Green premium vs Brown discount

While improving energy performance requires a significant capital outlay, meeting higher EPC grades has a notable positive effect on rental and capital values in industrial properties. Making improvements to a building’s EPC rating could provide greater security in investments and income by increasing the property’s appeal to buyers and tenants. A ‘green premium’ on the best performing assets is currently already visible, with the differential between Grade B and Grade A average rents increasing by 2 percentage points from 2010 to 2015 and 2016 to 2021. The growth of the difference over the Grade F and Grade E compliance boundary of 11 percentage points also evidences a ‘brown discount’. Further, this discount is expected to grow as MEES deadlines draw nearer, bringing a greater risk of environmental obsolescence for sub-standard buildings which could result in them becoming stranded assets.

Andrew Jackson, Principal & Managing Director, Industrial at Avison Young, said:
“Although the cost and scale of the change required to improve the UK’s industrial stock is significant, there is a huge opportunity to inject value into the sector’s built environment. With yields in the sector seeing significant downwards pressure, the ability to establish a further green premium will be welcomed by many investors on the best quality stock.

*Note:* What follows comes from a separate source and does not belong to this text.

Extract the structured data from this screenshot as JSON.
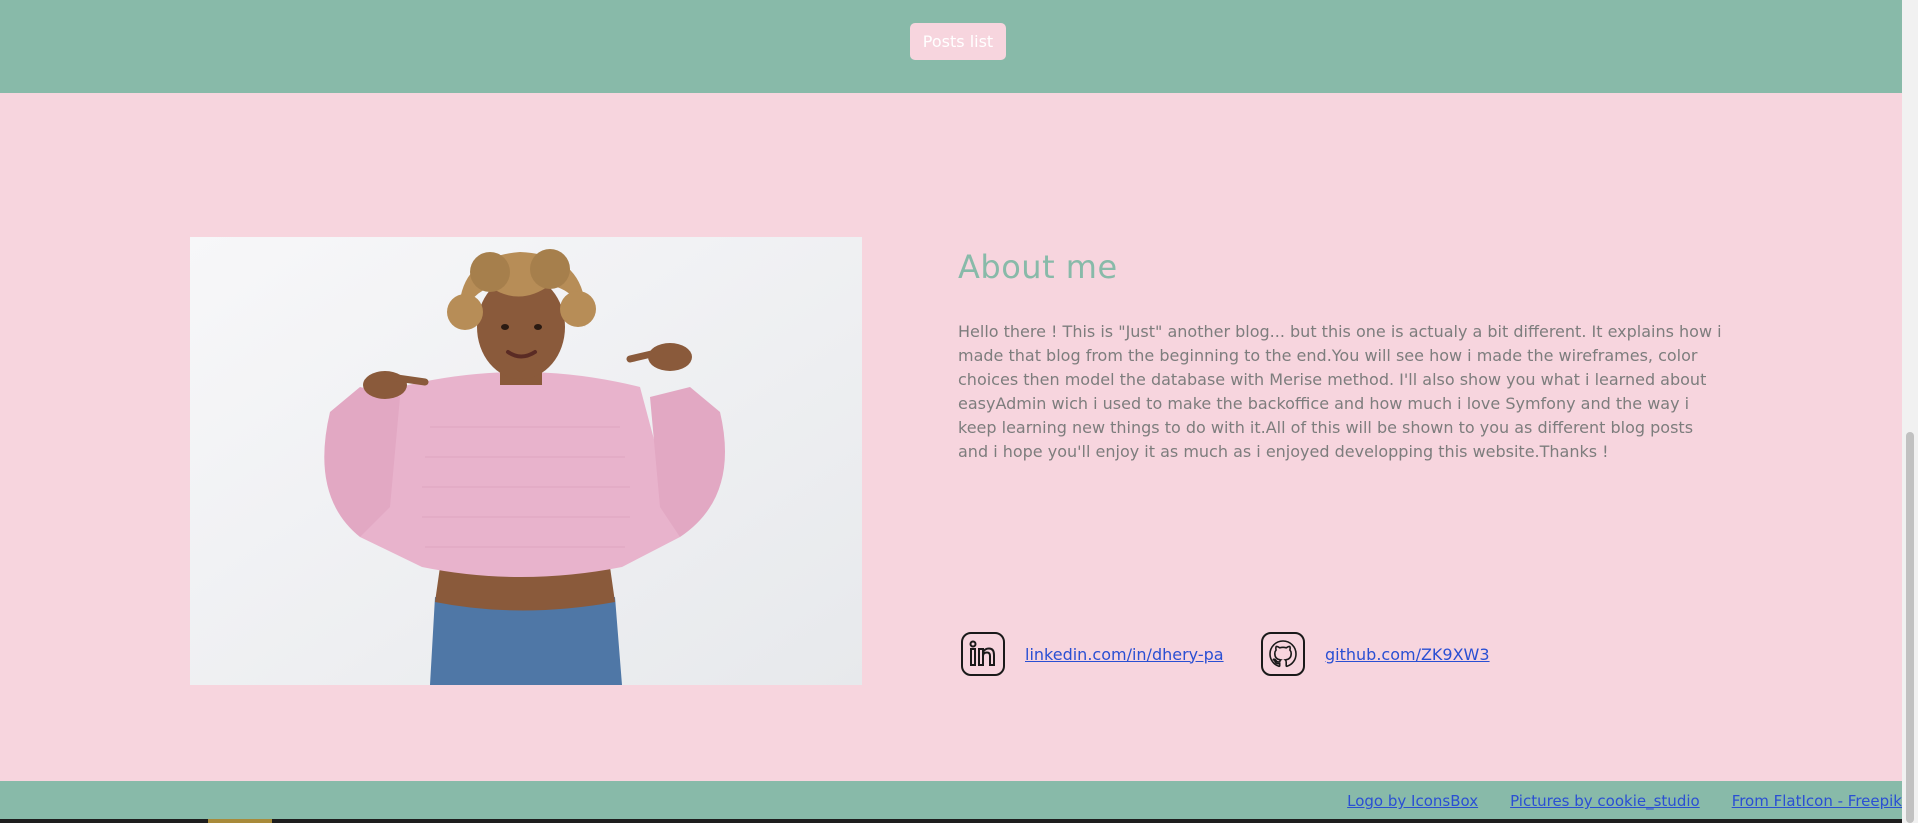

However, the greatest challenge is how to upgrade existing stock. Improving the thermal performance of industrial buildings, lighting efficiency and heating systems are the main opportunities for reducing built environment emissions. In many buildings, the viable improvement opportunities will be from relatively quick and easy improvements to the services within the property. However, landlords are encouraged to set their targets much higher than the minimum standards and think holistically – not only because regulations and levies are expected to become increasingly targeted to reducing carbon, but because the investor universe and occupier base will demand it.”

To read the full research report click here.

*Legislation introduced in 2018 set a minimum energy efficiency standard (MEES) for nondomestic buildings to achieve a set level of energy efficiency, benchmarked through EPCs (energy performance certificates).